Self-Attention-Based Contextual Modulation Improves Neural System Identification
Isaac Lin, Tianye Wang, Shang Gao, Shiming Tang, Tai Sing Lee
TL;DR
Self-Attention-Based Contextual Modulation Improves Neural System Identification investigates how SA can augment CNNs to predict macaque V1 responses to natural images. The study demonstrates that a simple SA layer, when paired with a CNN and trained with an incremental learning protocol, improves both Pearson correlation of the predicted tuning curves and the ability to predict peak tuning, compared to a parameter-matched baseline. By factorizing contextual modulation into convolutions, SA, and a readout, the authors show that local receptive-field information dominates overall tuning, while surround information is essential for accurately predicting the strongest responses; incremental learning helps separate these contributions. The combination of SA and a fully connected readout yields complementary benefits, and incremental training highlights center-surround interactions that resemble early visual processing.
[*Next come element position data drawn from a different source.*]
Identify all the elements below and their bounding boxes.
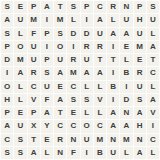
grid-cell[interactable]: O: [1, 81, 13, 93]
grid-cell[interactable]: S: [81, 94, 93, 106]
grid-cell[interactable]: T: [28, 134, 40, 146]
grid-cell[interactable]: S: [1, 1, 13, 13]
grid-cell[interactable]: C: [67, 120, 79, 132]
grid-cell[interactable]: I: [67, 41, 79, 53]
grid-cell[interactable]: D: [120, 94, 132, 106]
grid-cell[interactable]: S: [1, 28, 13, 40]
grid-cell[interactable]: C: [147, 67, 159, 79]
grid-cell[interactable]: U: [147, 14, 159, 26]
grid-cell[interactable]: Y: [41, 120, 53, 132]
grid-cell[interactable]: N: [134, 134, 146, 146]
grid-cell[interactable]: U: [94, 28, 106, 40]
grid-cell[interactable]: L: [147, 28, 159, 40]
grid-cell[interactable]: A: [107, 120, 119, 132]
grid-cell[interactable]: E: [41, 134, 53, 146]
grid-cell[interactable]: A: [120, 28, 132, 40]
grid-cell[interactable]: L: [107, 14, 119, 26]
grid-cell[interactable]: R: [94, 41, 106, 53]
grid-cell[interactable]: S: [41, 67, 53, 79]
grid-cell[interactable]: C: [67, 81, 79, 93]
word-search-grid: SEPATSPCRNPSAUMIMLIALUHUSLFPSDDUAAULPOUI…: [0, 0, 160, 160]
grid-cell[interactable]: T: [94, 54, 106, 66]
grid-cell[interactable]: I: [81, 147, 93, 159]
grid-cell[interactable]: P: [1, 107, 13, 119]
grid-cell[interactable]: F: [41, 94, 53, 106]
grid-cell[interactable]: A: [1, 14, 13, 26]
grid-cell[interactable]: N: [107, 134, 119, 146]
grid-cell[interactable]: L: [67, 14, 79, 26]
grid-cell[interactable]: A: [134, 107, 146, 119]
grid-cell[interactable]: U: [28, 41, 40, 53]
grid-cell[interactable]: B: [94, 147, 106, 159]
grid-cell[interactable]: S: [67, 94, 79, 106]
grid-cell[interactable]: D: [1, 54, 13, 66]
grid-cell[interactable]: S: [134, 94, 146, 106]
grid-cell[interactable]: A: [41, 107, 53, 119]
grid-cell[interactable]: M: [28, 14, 40, 26]
grid-cell[interactable]: A: [54, 67, 66, 79]
grid-cell[interactable]: N: [67, 134, 79, 146]
grid-cell[interactable]: S: [14, 134, 26, 146]
grid-cell[interactable]: T: [54, 1, 66, 13]
grid-cell[interactable]: B: [107, 81, 119, 93]
grid-cell[interactable]: M: [134, 41, 146, 53]
grid-cell[interactable]: N: [120, 1, 132, 13]
grid-cell[interactable]: U: [134, 81, 146, 93]
grid-cell[interactable]: T: [107, 54, 119, 66]
grid-cell[interactable]: A: [107, 107, 119, 119]
grid-cell[interactable]: I: [41, 14, 53, 26]
grid-cell[interactable]: U: [81, 54, 93, 66]
grid-cell[interactable]: O: [14, 41, 26, 53]
grid-cell[interactable]: X: [28, 120, 40, 132]
grid-cell[interactable]: L: [94, 81, 106, 93]
grid-cell[interactable]: E: [67, 107, 79, 119]
grid-cell[interactable]: A: [94, 67, 106, 79]
grid-cell[interactable]: R: [107, 1, 119, 13]
grid-cell[interactable]: P: [1, 41, 13, 53]
grid-cell[interactable]: H: [134, 120, 146, 132]
grid-cell[interactable]: P: [28, 1, 40, 13]
grid-cell[interactable]: I: [1, 67, 13, 79]
grid-cell[interactable]: H: [1, 94, 13, 106]
grid-cell[interactable]: H: [134, 14, 146, 26]
grid-cell[interactable]: L: [120, 147, 132, 159]
grid-cell[interactable]: C: [94, 1, 106, 13]
grid-cell[interactable]: C: [147, 134, 159, 146]
grid-cell[interactable]: U: [134, 28, 146, 40]
grid-cell[interactable]: C: [1, 134, 13, 146]
grid-cell[interactable]: L: [41, 147, 53, 159]
grid-cell[interactable]: A: [28, 147, 40, 159]
grid-cell[interactable]: S: [14, 147, 26, 159]
grid-cell[interactable]: D: [81, 28, 93, 40]
grid-cell[interactable]: A: [147, 41, 159, 53]
grid-cell[interactable]: D: [67, 28, 79, 40]
grid-cell[interactable]: M: [54, 14, 66, 26]
grid-cell[interactable]: L: [120, 54, 132, 66]
grid-cell[interactable]: U: [81, 134, 93, 146]
grid-cell[interactable]: E: [134, 54, 146, 66]
grid-cell[interactable]: U: [28, 54, 40, 66]
grid-cell[interactable]: V: [147, 107, 159, 119]
grid-cell[interactable]: I: [81, 14, 93, 26]
grid-cell[interactable]: T: [54, 107, 66, 119]
grid-cell[interactable]: P: [41, 28, 53, 40]
grid-cell[interactable]: L: [81, 81, 93, 93]
grid-cell[interactable]: L: [94, 107, 106, 119]
grid-cell[interactable]: N: [54, 147, 66, 159]
grid-cell[interactable]: E: [14, 1, 26, 13]
grid-cell[interactable]: V: [94, 94, 106, 106]
grid-cell[interactable]: L: [14, 28, 26, 40]
grid-cell[interactable]: M: [14, 54, 26, 66]
grid-cell[interactable]: A: [107, 28, 119, 40]
grid-cell[interactable]: R: [134, 67, 146, 79]
grid-cell[interactable]: O: [54, 41, 66, 53]
grid-cell[interactable]: I: [41, 41, 53, 53]
grid-cell[interactable]: I: [107, 94, 119, 106]
grid-cell[interactable]: L: [14, 94, 26, 106]
grid-cell[interactable]: R: [67, 54, 79, 66]
grid-cell[interactable]: A: [81, 67, 93, 79]
grid-cell[interactable]: C: [94, 120, 106, 132]
grid-cell[interactable]: S: [147, 1, 159, 13]
grid-cell[interactable]: R: [28, 67, 40, 79]
grid-cell[interactable]: U: [107, 147, 119, 159]
grid-cell[interactable]: S: [54, 28, 66, 40]
grid-cell[interactable]: A: [134, 147, 146, 159]
grid-cell[interactable]: P: [134, 1, 146, 13]
grid-cell[interactable]: P: [81, 1, 93, 13]
grid-cell[interactable]: M: [120, 134, 132, 146]
grid-cell[interactable]: R: [81, 41, 93, 53]
grid-cell[interactable]: C: [28, 81, 40, 93]
grid-cell[interactable]: A: [54, 94, 66, 106]
grid-cell[interactable]: C: [54, 120, 66, 132]
grid-cell[interactable]: A: [14, 67, 26, 79]
grid-cell[interactable]: A: [41, 1, 53, 13]
grid-cell[interactable]: P: [41, 54, 53, 66]
grid-cell[interactable]: S: [1, 147, 13, 159]
grid-cell[interactable]: A: [94, 14, 106, 26]
grid-cell[interactable]: B: [120, 67, 132, 79]
grid-cell[interactable]: U: [14, 14, 26, 26]
grid-cell[interactable]: U: [54, 54, 66, 66]
grid-cell[interactable]: U: [120, 14, 132, 26]
grid-cell[interactable]: I: [120, 81, 132, 93]
grid-cell[interactable]: P: [28, 107, 40, 119]
grid-cell[interactable]: R: [54, 134, 66, 146]
grid-cell[interactable]: T: [147, 54, 159, 66]
grid-cell[interactable]: A: [147, 94, 159, 106]
grid-cell[interactable]: U: [14, 120, 26, 132]
grid-cell[interactable]: I: [107, 41, 119, 53]
grid-cell[interactable]: U: [41, 81, 53, 93]
grid-cell[interactable]: F: [28, 28, 40, 40]
grid-cell[interactable]: S: [67, 1, 79, 13]
grid-cell[interactable]: A: [120, 120, 132, 132]
grid-cell[interactable]: E: [54, 81, 66, 93]
grid-cell[interactable]: I: [107, 67, 119, 79]
grid-cell[interactable]: L: [147, 147, 159, 159]
grid-cell[interactable]: E: [14, 107, 26, 119]
grid-cell[interactable]: N: [120, 107, 132, 119]
grid-cell[interactable]: L: [14, 81, 26, 93]
grid-cell[interactable]: M: [94, 134, 106, 146]
grid-cell[interactable]: A: [1, 120, 13, 132]
grid-cell[interactable]: L: [81, 107, 93, 119]
grid-cell[interactable]: I: [147, 120, 159, 132]
grid-cell[interactable]: F: [67, 147, 79, 159]
grid-cell[interactable]: E: [120, 41, 132, 53]
grid-cell[interactable]: M: [67, 67, 79, 79]
grid-cell[interactable]: O: [81, 120, 93, 132]
grid-cell[interactable]: L: [147, 81, 159, 93]
grid-cell[interactable]: V: [28, 94, 40, 106]
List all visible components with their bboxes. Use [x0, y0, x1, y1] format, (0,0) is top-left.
These findings advance understanding of surround modulation in cortical computation and point to data-efficient strategies for neural prediction models.
Abstract
Convolutional neural networks (CNNs) have been shown to be state-of-the-art models for visual cortical neurons. Cortical neurons in the primary visual cortex are sensitive to contextual information mediated by extensive horizontal and feedback connections. Standard CNNs integrate global contextual information to model contextual modulation via two mechanisms: successive convolutions and a fully connected readout layer. In this paper, we find that self-attention (SA), an implementation of non-local network mechanisms, can improve neural response predictions over parameter-matched CNNs in two key metrics: tuning curve correlation and peak tuning. We introduce peak tuning as a metric to evaluate a model's ability to capture a neuron's top feature preference. We factorize networks to assess each context mechanism, revealing that information in the local receptive field is most important for modeling overall tuning, but surround information is critically necessary for characterizing the tuning peak. We find that self-attention can replace posterior spatial-integration convolutions when learned incrementally, and is further enhanced in the presence of a fully connected readout layer, suggesting that the two context mechanisms are complementary. Finally, we find that decomposing receptive field learning and contextual modulation learning in an incremental manner may be an effective and robust mechanism for learning surround-center interactions.